African Minerals Limited

("African Minerals", "AML", or "the Company")

Market Update

African Minerals notes the share price fall in recent days. The Company can confirm that it continues to operate in line with market guidance. Building on the 9.1Mt that was exported in the first half of this year, July production was also on target, with nine Cape Size vessels loaded in the month, and the Company remains confident of its performance in August despite now reaching the heights of the wet season.

The iron ore price has been weak through Q2 and into the start of Q3, which has seen realised prices drop considerably, although they have recently started to recover. The Platts 58% iron ore index (against which our products are priced) has fallen from an average of $104/t in Q1 to an average of $83/t in Q2 including the low of just below $70/t in mid-June, with the ratio to the benchmark TSI 62% index widening from 88% average for Q1 to as low as 76%. This gap has started to close again and is currently at 82%, with the Platts 58% index now at $77/t and TSI 62% index at $95/t.

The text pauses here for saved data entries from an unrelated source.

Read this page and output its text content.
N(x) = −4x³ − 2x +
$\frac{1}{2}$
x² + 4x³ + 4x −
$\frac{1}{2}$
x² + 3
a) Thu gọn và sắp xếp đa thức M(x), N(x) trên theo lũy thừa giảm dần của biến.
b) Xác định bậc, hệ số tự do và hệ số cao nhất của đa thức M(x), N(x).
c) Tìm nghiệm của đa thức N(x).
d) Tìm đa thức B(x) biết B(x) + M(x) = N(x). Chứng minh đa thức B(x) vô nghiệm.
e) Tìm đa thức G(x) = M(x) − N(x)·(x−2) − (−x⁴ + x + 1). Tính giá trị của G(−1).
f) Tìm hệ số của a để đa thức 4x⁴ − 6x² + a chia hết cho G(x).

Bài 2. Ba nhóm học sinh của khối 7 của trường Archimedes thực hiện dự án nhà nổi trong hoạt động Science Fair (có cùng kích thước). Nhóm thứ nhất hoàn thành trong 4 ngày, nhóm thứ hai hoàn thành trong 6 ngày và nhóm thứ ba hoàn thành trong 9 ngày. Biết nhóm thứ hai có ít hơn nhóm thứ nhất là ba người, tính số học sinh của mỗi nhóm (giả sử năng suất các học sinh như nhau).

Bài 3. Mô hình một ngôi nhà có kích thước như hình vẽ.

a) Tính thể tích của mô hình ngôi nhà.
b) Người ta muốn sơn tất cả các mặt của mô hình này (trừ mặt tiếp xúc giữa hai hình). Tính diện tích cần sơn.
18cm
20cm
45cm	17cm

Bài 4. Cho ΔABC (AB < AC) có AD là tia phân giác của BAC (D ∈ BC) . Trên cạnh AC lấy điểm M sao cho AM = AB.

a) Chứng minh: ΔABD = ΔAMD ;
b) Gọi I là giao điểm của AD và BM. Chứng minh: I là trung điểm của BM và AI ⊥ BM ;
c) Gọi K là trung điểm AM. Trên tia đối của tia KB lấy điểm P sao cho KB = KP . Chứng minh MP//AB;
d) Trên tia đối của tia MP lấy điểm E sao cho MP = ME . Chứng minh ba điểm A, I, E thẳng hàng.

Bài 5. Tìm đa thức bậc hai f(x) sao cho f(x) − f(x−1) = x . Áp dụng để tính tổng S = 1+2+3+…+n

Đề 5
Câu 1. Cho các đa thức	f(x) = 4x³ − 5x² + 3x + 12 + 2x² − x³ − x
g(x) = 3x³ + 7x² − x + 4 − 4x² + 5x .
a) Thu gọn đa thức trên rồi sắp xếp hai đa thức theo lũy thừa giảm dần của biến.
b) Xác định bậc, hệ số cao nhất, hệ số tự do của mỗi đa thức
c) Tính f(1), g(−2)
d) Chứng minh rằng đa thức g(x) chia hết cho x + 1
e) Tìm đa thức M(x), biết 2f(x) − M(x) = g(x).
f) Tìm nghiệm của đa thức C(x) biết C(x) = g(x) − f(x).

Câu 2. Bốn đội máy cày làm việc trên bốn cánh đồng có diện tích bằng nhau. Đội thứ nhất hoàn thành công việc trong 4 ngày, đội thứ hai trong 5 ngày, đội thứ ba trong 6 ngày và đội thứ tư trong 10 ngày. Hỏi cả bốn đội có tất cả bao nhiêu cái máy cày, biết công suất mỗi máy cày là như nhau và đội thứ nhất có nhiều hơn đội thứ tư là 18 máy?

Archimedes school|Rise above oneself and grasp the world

To mitigate the decrease in price, AML continues to focus on cost saving initiatives, actively manage working capital, and capture more of the available revenue through enhanced product management. Operational cashflow at the project level has deteriorated compared to previous quarters, and remains tight. The Board has put in place appropriate plans to resolve this situation.

The next two months are expected to deliver a substantial improvement in both costs and revenues, as follows:-

· revised contract terms with several key suppliers are currently being implemented;

· continued focus on increasing export volumes which will dilute fixed costs;

· commissioning of the new +9Mtpa 1G process plant allowing the Company to de-commission three smaller expensive plants;

· establishment of de-sliming circuits to service 1B, 1D and, thereafter, 1G will eradicate the All in 32 product and its associated discounts;

· de-sliming circuits will also decrease moisture levels and freight rates, increase the number of dry tonnes sold, and significantly reduce our re-handling volumes currently associated with stockpiling and drying activities; and

· increasing the number of vessels that the Company charters itself and sells on a CFR basis, reducing equivalent freight rates as compared to FOB pricing.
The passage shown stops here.